Some questions about decode/encode

Sun Jan 27 05:20:08 EST 2008

On 1月24日, 下午5时51分, John Machin <sjmac... at lexicon.net> wrote:
> On Jan 24, 2:49 pm, glacier <rong.x... at gmail.com> wrote:
>
> > I use chinese charactors as an example here.
>
> > >>>s1='你好吗'
> > >>>repr(s1)
>
> > "'\\xc4\\xe3\\xba\\xc3\\xc2\\xf0'"
>
> > >>>b1=s1.decode('GBK')
>
> > My first question is : what strategy does 'decode' use to tell the way
> > to seperate the words.
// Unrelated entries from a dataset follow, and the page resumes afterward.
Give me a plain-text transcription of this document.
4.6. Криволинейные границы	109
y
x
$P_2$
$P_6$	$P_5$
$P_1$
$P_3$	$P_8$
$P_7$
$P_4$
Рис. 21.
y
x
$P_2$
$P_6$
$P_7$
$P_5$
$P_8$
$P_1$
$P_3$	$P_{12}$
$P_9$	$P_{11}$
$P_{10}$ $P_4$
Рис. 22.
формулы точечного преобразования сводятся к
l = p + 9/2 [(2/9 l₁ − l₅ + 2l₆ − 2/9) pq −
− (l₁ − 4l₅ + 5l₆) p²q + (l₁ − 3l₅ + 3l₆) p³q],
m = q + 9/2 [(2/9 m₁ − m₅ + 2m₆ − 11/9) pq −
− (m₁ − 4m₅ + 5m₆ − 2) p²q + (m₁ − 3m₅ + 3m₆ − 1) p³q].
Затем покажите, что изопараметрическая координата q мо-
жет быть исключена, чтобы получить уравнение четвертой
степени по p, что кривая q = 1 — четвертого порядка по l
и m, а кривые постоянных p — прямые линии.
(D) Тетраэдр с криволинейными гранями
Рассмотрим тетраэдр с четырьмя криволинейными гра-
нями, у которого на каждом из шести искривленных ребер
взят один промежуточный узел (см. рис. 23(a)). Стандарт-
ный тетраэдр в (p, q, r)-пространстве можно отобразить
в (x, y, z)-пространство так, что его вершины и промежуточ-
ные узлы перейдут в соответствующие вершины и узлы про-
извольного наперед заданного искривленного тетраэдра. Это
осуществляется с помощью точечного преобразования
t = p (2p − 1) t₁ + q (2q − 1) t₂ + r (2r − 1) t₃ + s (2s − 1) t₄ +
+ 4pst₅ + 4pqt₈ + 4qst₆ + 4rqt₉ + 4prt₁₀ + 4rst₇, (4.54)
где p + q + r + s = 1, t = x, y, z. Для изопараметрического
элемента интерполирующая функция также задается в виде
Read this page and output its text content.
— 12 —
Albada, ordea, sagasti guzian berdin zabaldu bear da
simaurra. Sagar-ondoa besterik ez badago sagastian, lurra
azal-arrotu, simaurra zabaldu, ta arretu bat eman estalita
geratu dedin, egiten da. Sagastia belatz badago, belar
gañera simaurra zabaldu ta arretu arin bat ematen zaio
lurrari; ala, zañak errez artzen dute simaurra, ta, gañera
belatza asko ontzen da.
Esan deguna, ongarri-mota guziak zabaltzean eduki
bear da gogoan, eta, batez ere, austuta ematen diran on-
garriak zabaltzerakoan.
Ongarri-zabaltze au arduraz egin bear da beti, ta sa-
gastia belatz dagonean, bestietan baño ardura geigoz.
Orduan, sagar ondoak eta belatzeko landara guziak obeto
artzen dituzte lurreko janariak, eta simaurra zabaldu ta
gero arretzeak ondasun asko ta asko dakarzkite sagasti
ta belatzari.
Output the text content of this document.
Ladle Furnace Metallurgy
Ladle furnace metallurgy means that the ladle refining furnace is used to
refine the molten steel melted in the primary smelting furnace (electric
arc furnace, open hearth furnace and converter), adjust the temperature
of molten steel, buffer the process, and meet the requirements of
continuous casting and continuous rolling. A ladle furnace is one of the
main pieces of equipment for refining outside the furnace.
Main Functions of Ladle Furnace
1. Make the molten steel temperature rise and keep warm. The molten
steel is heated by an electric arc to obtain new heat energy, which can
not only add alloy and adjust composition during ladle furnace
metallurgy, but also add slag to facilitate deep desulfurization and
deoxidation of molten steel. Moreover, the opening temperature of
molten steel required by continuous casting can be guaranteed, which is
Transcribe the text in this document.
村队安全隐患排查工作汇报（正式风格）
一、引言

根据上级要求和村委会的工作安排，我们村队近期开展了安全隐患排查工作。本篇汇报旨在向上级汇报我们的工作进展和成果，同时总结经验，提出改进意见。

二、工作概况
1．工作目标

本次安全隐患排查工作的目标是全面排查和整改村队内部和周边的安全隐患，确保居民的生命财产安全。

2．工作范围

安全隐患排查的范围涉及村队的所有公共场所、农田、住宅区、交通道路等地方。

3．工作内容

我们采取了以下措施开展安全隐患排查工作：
I mean since s1 is an multi-bytes-char string,
> > how did it determine to seperate the string every 2bytes or 1byte?
>
> The usual strategy for encodings like GBK is:
> 1. If the current byte is less than 0x80, then it's a 1-byte
> character.
> 2. Current byte 0x81 to 0xFE inclusive: current byte and the next byte
> make up a two-byte character.
> 3. Current byte 0x80: undefined (or used e.g. in cp936 for the 1-byte
> euro character)
> 4: Current byte 0xFF: undefined
>
> Cheers,
> John

Thanks John, I will try to write a function to test if the strategy
above caused the problem I described in the 1st post:)